A condominium is an apartment where owners own their space as real estate, as opposed to owning shares in a co-op building. Condominium owners have a deed and own whatever is inside the walls/unit as well as a proportionate share of the common elements of the building. For example, if there are 4 apartments in the building, the owner would have a deed for their apartment and a 25% interest in the common elements in the building as well. When purchasing or selling a condominium, individuals and families need to additionally consider the building’s offering plan, budget, a management company, common charges, and other expenses. The Law Firm and Mediation Practice of Alla Roytberg, P.C. can help you navigate these various considerations.
Our Real Estate Practice
- Building and negotiation of Contract terms
- Review of building’s offering plan
- Review of bank commitments
- Preparation of closing documents
- Representation at closings
Ownership of Condominiums
Because a person owns a condominium apartment outright and has a deed, condominiums are considered “real property” in the same way that houses are considered real property. The owner of a condominium apartment is responsible for paying real estate taxes, whereas in a cooperative unit, a unit owner is a shareholder in the corporation, so a portion of the real estate taxes of the building is incorporated into that unit owner’s monthly maintenance payment. In a condominium, the same way as with a house, owners pay the real estate taxes that are allocated to the property owned.
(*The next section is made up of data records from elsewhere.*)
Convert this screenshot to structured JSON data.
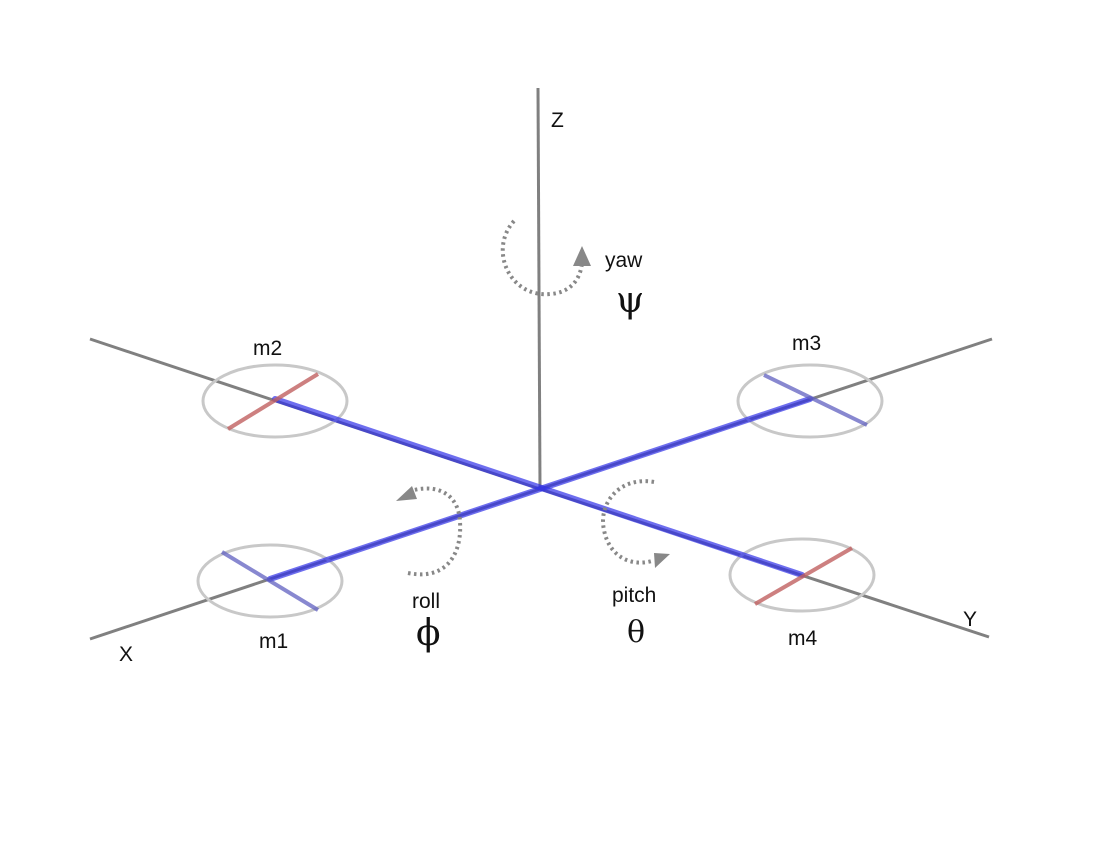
{
  "axes": {
    "x": "X",
    "y": "Y",
    "z": "Z"
  },
  "motors": {
    "m1": "m1",
    "m2": "m2",
    "m3": "m3",
    "m4": "m4"
  },
  "rotations": {
    "yaw": {
      "label": "yaw",
      "symbol": "ψ"
    },
    "roll": {
      "label": "roll",
      "symbol": "ϕ"
    },
    "pitch": {
      "label": "pitch",
      "symbol": "θ"
    }
  },
  "colors": {
    "axis": "#808080",
    "arm": "#3030e8",
    "rotor_ring": "#c8c8c8",
    "blade_red": "#c06060",
    "blade_blue": "#6060c0",
    "arrow": "#888888"
  }
}
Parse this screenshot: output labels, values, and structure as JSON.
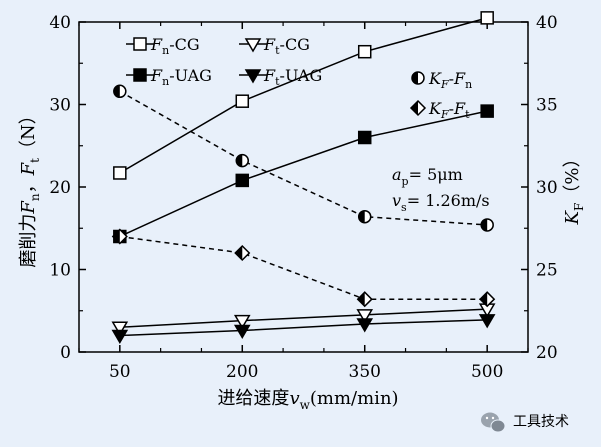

Many condominium boards still maintain a Board application process for purchasers, however the only way a Condominium Board can reject the transaction, is by opting to purchase the apartment themselves. This is called, “the right of first refusal” and Condominium Boards usually simply issue a piece of paper, called “Waiver of the Right of First Refusal” to the parties, prior to the closing of a sale of one of their units.
Condominium Issues for Divorcing Couples
In a divorce situation, where a party or the parties decide that ownership may need to be transferred, it is much simpler to transfer ownership of a condominium than that of a co-op. Usually, the Condo Board does not have to be involved. It merely receives notice that the condominium ownership has changed.
Whether parties decide to sell or buy a Condominium in their normal daily life or transfer ownership during a change in a family structure, such as a divorce, death, estate planning, etc. it is critical to understand how condominium ownership works and to insert clear and effective language in the agreements that would govern the process.